Door: Frank van Marwijk,   27-03-2020,   14:57 uur
 

Als het gaat over lichaamstaal, staat het contact en de verbinding tussen mensen centraal. Dit uit zich in de manier waarop we elkaar benaderen. In deze tijd staat die benadering behoorlijk onder druk. Zo is er het nodige veranderd in de afstand die we tot elkaar aanhouden, de manier waarop we elkaar (niet meer) aanraken: kussen, knuffelen en niet te vergeten... een hand geven.

De coronacrisis heeft de manier waarop we met elkaar omgaan nogal beïnvloed.
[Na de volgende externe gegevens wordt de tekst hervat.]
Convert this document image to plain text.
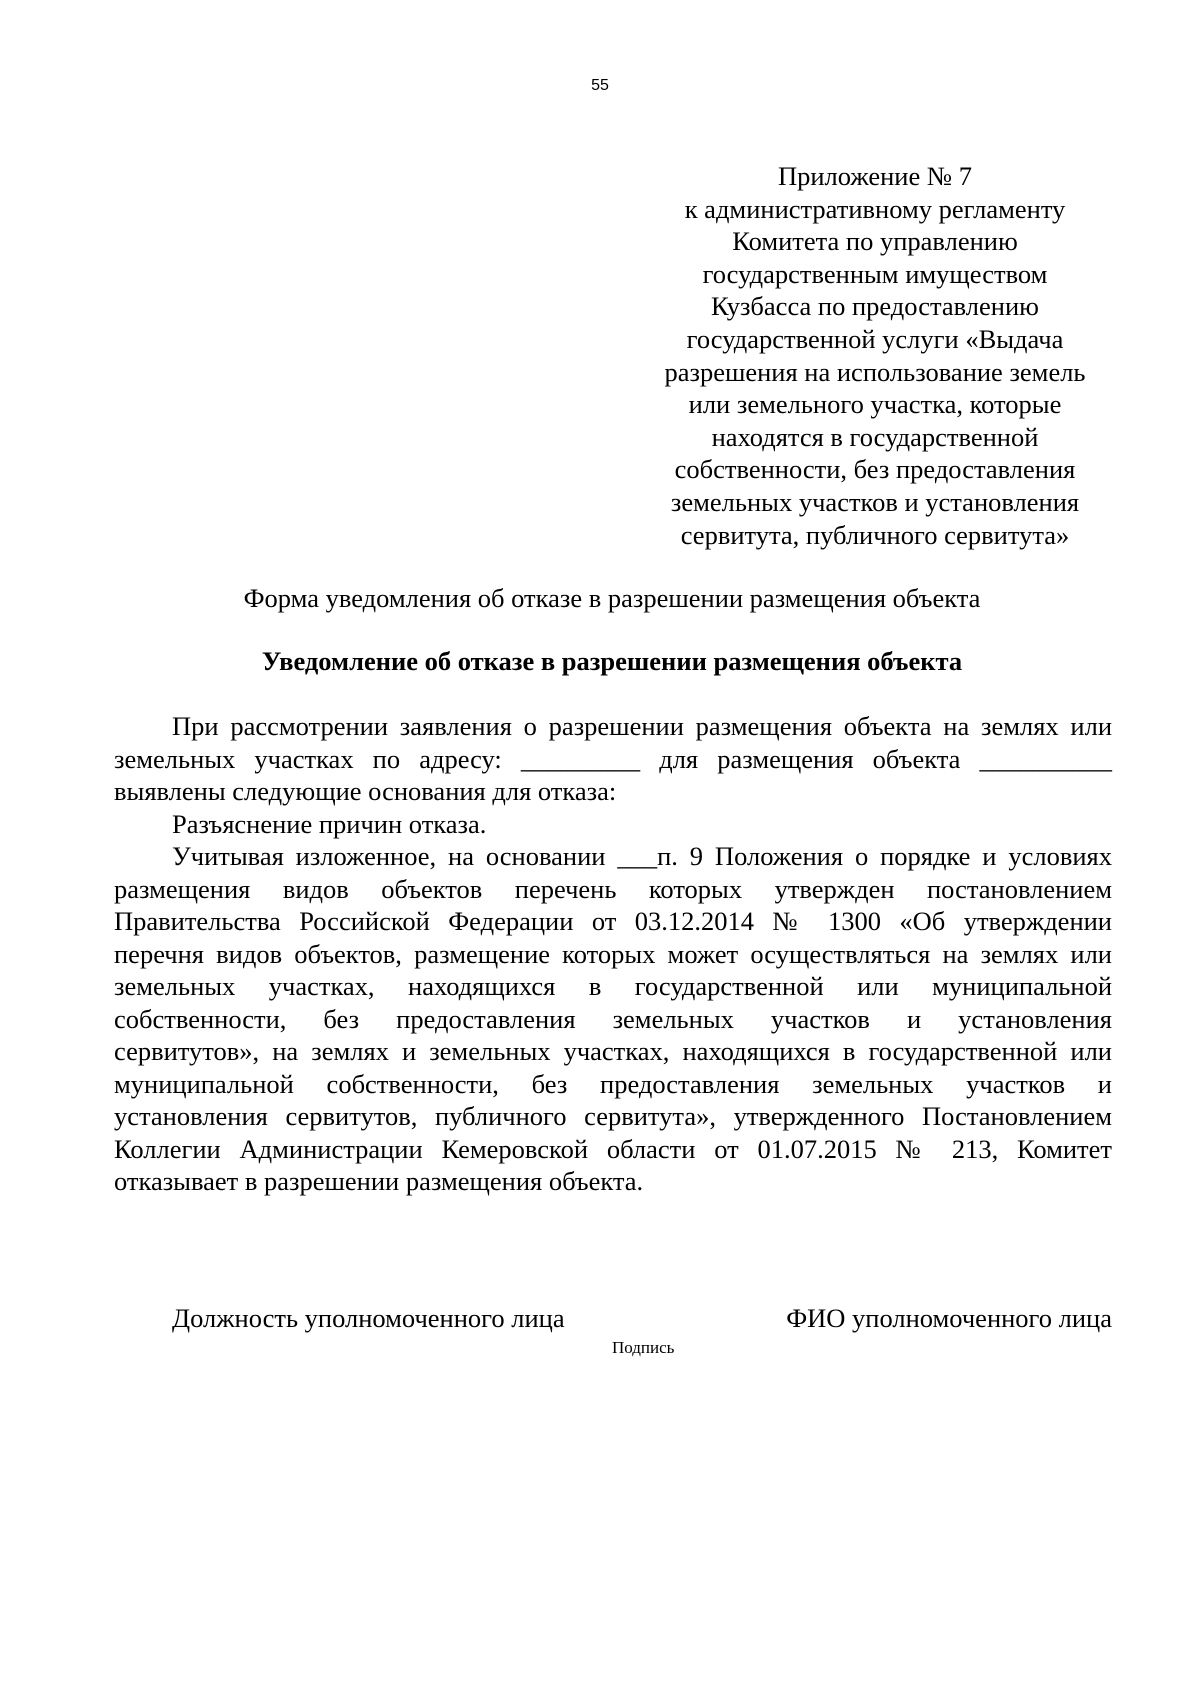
55
Приложение № 7
к административному регламенту
Комитета по управлению
государственным имуществом
Кузбасса по предоставлению
государственной услуги «Выдача
разрешения на использование земель
или земельного участка, которые
находятся в государственной
собственности, без предоставления
земельных участков и установления
сервитута, публичного сервитута»
Форма уведомления об отказе в разрешении размещения объекта
Уведомление об отказе в разрешении размещения объекта
При рассмотрении заявления о разрешении размещения объекта на землях или
земельных участках по адресу: _________ для размещения объекта __________
выявлены следующие основания для отказа:
Разъяснение причин отказа.
Учитывая изложенное, на основании ___п. 9 Положения о порядке и условиях
размещения видов объектов перечень которых утвержден постановлением
Правительства Российской Федерации от 03.12.2014 № 1300 «Об утверждении
перечня видов объектов, размещение которых может осуществляться на землях или
земельных участках, находящихся в государственной или муниципальной
собственности, без предоставления земельных участков и установления
сервитутов», на землях и земельных участках, находящихся в государственной или
муниципальной собственности, без предоставления земельных участков и
установления сервитутов, публичного сервитута», утвержденного Постановлением
Коллегии Администрации Кемеровской области от 01.07.2015 № 213, Комитет
отказывает в разрешении размещения объекта.
Должность уполномоченного лица	ФИО уполномоченного лица
Подпись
Dat voelt onwennig: we zijn gewend om dichtbij anderen te komen om onze sympathie te laten blijken. We vonden het normaal om anderen een hand te geven bij de eerste ontmoeting, om te groeten of feliciteren en bij het beklinken van een zakelijk contact. Stel je eens voor hoe je een sollicitatiegesprek moet beginnen zonder de recruiter eerst de hand te schudden. En ik schrijf 'stel je eens voor' want op dit moment zijn face-to-face sollicitatiegesprekken praktisch helemaal onmogelijk vanwege het verzoek om thuis te blijven en het voorschrift om anderhalve meter afstand van elkaar te bewaren. En online blijft het nog steeds lastig om een hand te schudden.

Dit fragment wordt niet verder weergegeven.